Iran said on Wednesday it is studying a request by Japan to extend a deadline to bid for the development of its giant oil field of Azadegan, IRNA reported from Tehran.
Mehdi Mir-Moezzi, the managing director of the National Iranian Oil Company (NIOC), told IRNA that the NIOC is studying the request that has been forwarded by a Japanese consortium which was initially commissioned to develop Azadegan project.
Mir-Moezzi also recalled reports that a partner of the consortium has withdrawn from the deal, adding that no definite conclusion has yet been announced in that connection.
Iran had given preferential negotiation rights to the consortium during President Mohammad Khatami`s visit to Japan in 2000 to develop the Azadegan project -- Iran`s biggest oil field.
The consortium that comprises such Japanese enterprises as Tomen Co, Inpex Corp and Japan Petroleum Exploration Company (JAPEX) had until the end of June to sign a deal with Iran over the project.
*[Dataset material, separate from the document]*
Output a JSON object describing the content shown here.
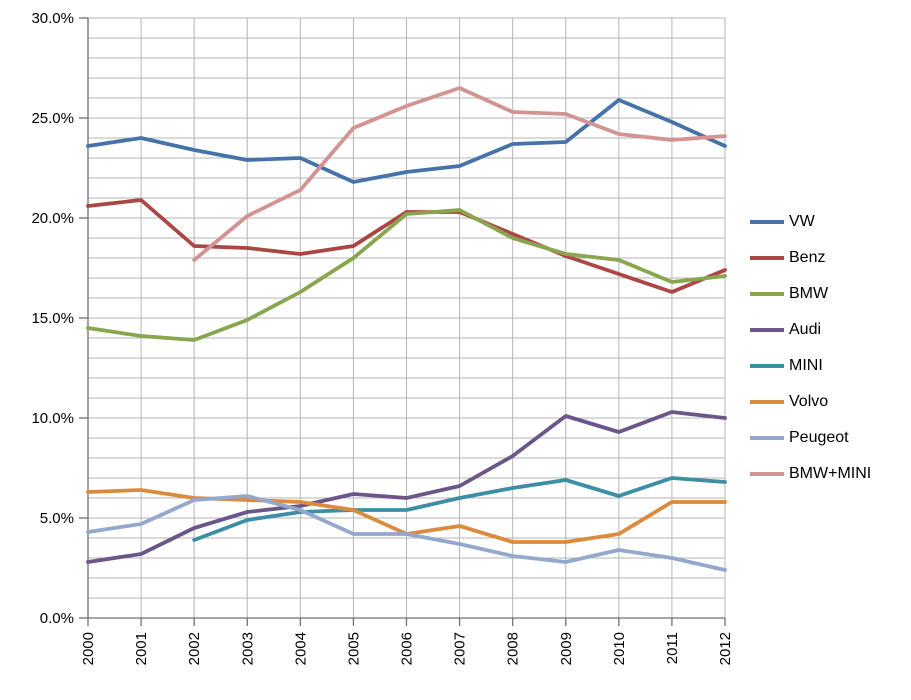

However, it has so far failed to do so in what analysts say is the result of US pressure on Tokyo to cancel the deal which is estimated to be worth 2.8 billion dollars.
Oil Minister Bijan Namdar Zanganeh in September said that Iran has cancelled Japan`s preferential rights over Azadegan project after the deadline for the consortium was over.
This was followed by later announcements that Iran would hold a limited tender for the development of the field.
Still, there had been frequent remarks from both sides that they would continue debates over the project.
Kyodo news agency last Sunday reported that Iran has sent an official letter to the consortium that it had set December 15, as a deadline for the Japanese consortium to announce whether they would participate in an international tender over the project.
Accordingly, Japan`s Asahi Shimbun daily reported on Sunday that Tomen has decided to withdraw from the Azadegan development project.
The announcement came on the heels of Friday reports from Tokyo that differences between Iran and Japan over the project remained wide and that mutual talks might end in failure, unless the Iranian government makes a concession.
This, however, raised no eyebrows in Tehran and even backfired on Monday with government spokesman Abdollah Ramezanzadeh stressing that Iran is also looking for certain concessions regarding the development of the field.
Ramezanzadeh also said that Iran will lose nothing if Japan pulls out of the lucrative deal, and that the Islamic Republic does not place too much emphasis on Japanese corporations undertaking the development of Azadegan project.